Clause Extraction using Stanford parser

AMisra picture AMisra · Sep 27, 2014 · Viewed 9.3k times · Source

I have a complex sentence and I need to separate it into main and dependent clause. For example for the sentence
ABC cites the fact that chemical additives are banned in many countries and feels they may be banned in this state too.
The split required

1)ABC cites the fact   
2)chemical additives are banned in many countries   
3)ABC feels they may be banned in this state too.    

I think I could use the Stanford Parser tree or dependencies, but I am not sure how to proceed from here.

The tree

(ROOT
  (S
    (NP (NNP ABC))
    (VP (VBZ cites)
      (NP (DT the) (NN fact))
      (SBAR (IN that)
        (S
          (NP (NN chemical) (NNS additives))
          (VP
            (VP (VBP are)
              (VP (VBN banned)
                (PP (IN in)
                  (NP (JJ many) (NNS countries)))))
            (CC and)
            (VP (VBZ feels)
              (SBAR
                (S
                  (NP (PRP they))
                  (VP (MD may)
                    (VP (VB be)
                      (VP (VBN banned)
                        (PP (IN in)
                          (NP (DT this) (NN state)))
                        (ADVP (RB too))))))))))))
    (. .)))

and the collapsed dependency parse

nsubj(cites-2, ABC-1)  
root(ROOT-0, cites-2)  
det(fact-4, the-3)   
dobj(cites-2, fact-4)  
mark(banned-9, that-5)  
nn(additives-7, chemical-6)  
nsubjpass(banned-9, additives-7)   
nsubj(feels-14, additives-7)   
auxpass(banned-9, are-8)   
ccomp(cites-2, banned-9)   
amod(countries-12, many-11)  
prep_in(banned-9, countries-12)   
ccomp(cites-2, feels-14)    
conj_and(banned-9, feels-14)    
nsubjpass(banned-18, they-15)   
aux(banned-18, may-16)    
auxpass(banned-18, be-17)    
ccomp(feels-14, banned-18)   
det(state-21, this-20)    
prep_in(banned-18, state-21)    
advmod(banned-18, too-22)   

Answer

Chthonic Project picture Chthonic Project · Sep 27, 2014

It is probably better if you primarily use the constituenty-based parse tree, and not the dependencies. The dependencies will be helpful, but only after the main work is done! I am going to explain this towards the end of my answer.

This is because constituency-parse is based on phrase structure grammar, which is the most relevant if you are seeking to extract clauses from a sentence. It can be done using dependencies as well, but in that case, you will essentially be reconstructing the phrase structure -- starting from the root and looking at dependent nodes (e.g. ABC and facts are the nominal subject and direct object of the verb cites, and so on ... ).

It is helpful to visualize the parse tree, however. In your example, the clauses are indicated by the SBAR tag, which is a clause introduced by a (possibly empty) subordinating conjunction.

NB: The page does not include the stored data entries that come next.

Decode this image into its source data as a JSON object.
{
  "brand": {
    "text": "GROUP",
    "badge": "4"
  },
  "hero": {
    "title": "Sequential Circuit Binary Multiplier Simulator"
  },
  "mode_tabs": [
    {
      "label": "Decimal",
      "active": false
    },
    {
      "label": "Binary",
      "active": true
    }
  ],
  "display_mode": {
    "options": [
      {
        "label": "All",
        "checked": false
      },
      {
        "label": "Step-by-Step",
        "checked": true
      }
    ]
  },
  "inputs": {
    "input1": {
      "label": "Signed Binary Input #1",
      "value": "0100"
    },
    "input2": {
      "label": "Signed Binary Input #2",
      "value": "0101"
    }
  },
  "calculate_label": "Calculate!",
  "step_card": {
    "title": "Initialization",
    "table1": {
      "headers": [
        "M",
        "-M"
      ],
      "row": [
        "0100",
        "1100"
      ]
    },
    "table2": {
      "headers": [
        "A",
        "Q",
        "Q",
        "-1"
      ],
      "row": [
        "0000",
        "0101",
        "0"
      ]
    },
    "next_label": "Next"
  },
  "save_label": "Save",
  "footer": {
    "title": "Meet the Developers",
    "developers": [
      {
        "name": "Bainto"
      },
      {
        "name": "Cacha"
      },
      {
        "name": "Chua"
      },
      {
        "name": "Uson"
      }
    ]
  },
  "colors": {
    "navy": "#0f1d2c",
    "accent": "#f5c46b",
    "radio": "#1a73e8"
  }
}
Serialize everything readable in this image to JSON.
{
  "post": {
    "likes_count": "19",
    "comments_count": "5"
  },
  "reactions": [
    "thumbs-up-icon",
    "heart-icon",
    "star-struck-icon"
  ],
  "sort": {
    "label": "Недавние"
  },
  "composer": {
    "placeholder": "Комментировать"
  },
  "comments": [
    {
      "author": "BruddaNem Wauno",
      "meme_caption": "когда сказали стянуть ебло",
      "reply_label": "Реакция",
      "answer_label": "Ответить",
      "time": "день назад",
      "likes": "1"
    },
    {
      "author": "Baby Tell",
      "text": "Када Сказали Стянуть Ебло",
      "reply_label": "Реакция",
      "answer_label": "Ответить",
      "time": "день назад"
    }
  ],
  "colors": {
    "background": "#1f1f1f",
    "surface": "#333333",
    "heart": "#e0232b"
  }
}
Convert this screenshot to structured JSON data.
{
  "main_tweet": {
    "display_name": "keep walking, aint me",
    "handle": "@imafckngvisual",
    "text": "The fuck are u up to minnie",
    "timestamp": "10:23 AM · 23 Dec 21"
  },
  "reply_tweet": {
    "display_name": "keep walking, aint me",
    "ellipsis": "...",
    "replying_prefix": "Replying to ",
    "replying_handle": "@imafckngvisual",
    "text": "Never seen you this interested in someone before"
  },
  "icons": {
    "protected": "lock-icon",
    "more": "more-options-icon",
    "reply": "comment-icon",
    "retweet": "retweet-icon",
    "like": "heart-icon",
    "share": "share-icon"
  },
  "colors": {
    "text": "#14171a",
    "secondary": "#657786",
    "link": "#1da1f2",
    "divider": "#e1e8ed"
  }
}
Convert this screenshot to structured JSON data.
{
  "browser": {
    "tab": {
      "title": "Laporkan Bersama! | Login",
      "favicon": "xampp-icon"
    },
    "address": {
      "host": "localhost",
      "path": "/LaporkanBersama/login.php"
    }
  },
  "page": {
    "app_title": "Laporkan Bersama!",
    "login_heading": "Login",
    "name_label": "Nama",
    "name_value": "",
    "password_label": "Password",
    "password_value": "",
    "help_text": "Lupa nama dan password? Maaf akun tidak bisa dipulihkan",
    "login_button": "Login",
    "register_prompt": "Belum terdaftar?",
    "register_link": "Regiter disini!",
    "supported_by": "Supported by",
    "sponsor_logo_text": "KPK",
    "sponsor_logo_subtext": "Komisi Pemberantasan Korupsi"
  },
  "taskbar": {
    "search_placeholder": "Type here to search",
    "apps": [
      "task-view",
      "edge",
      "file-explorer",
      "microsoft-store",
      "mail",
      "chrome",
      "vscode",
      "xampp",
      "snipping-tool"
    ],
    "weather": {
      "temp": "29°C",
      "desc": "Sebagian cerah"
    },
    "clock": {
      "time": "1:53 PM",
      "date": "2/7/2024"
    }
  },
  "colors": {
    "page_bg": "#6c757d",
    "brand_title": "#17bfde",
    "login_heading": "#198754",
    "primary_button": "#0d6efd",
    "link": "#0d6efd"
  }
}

All you need to do is the following:

  1. Identify the non-root clausal nodes in the parse tree
  2. Remove (but retain separately) the subtrees rooted at these clausal nodes from the main tree.
  3. In the main tree (after removal of subtrees in step 2), remove any hanging prepositions, subordinating conjunctions and adverbs.

In step 3, what I mean by "hanging" is that any prepositions, etc. whose dependency has been removed in step 2. E.g., from "ABC cites the fact that", you need to remove the preposition/subordinating-conjunction "that" because its dependent node "banned" was removed in step 2. You will thus have three independent clauses:

  • chemical additives are banned in many countries (SBAR removal in step 2)
  • they may be banned in this state too (SBAR removal in step 2)
  • ABC cites the fact (step 3)

The only issue here is the connection ABC--feels. For this, note that both "banned" and "feels" are complements of the verb "cites", and hence, have the same subject, which is "ABC"! And you're done. When this is done, you will get a fourth clause, "ABC feels", which is something you may or may not want to include in your final result.

For a list of all clausal tags (and, in fact, all Penn Treebank tags), see this list: http://www.surdeanu.info/mihai/teaching/ista555-fall13/readings/PennTreebankConstituents.html

For an online parse-tree visualization, you may want to use the online Berkeley parser demo. It helps a lot in forming a better intuition. Here's the image generated for your example sentence: Berkeley Parser Tree

Caveats

  1. Even the best parsers will not always parse sentences correctly, so keep that in mind.
  2. Additionally, many complex sentences involve right node raising, which is almost never parsed correctly by most parsers.
  3. You may need to modify the algorithm a little if a clause is in passive voice.

Apart from these three pitfalls, the above algorithm should work quite accurately.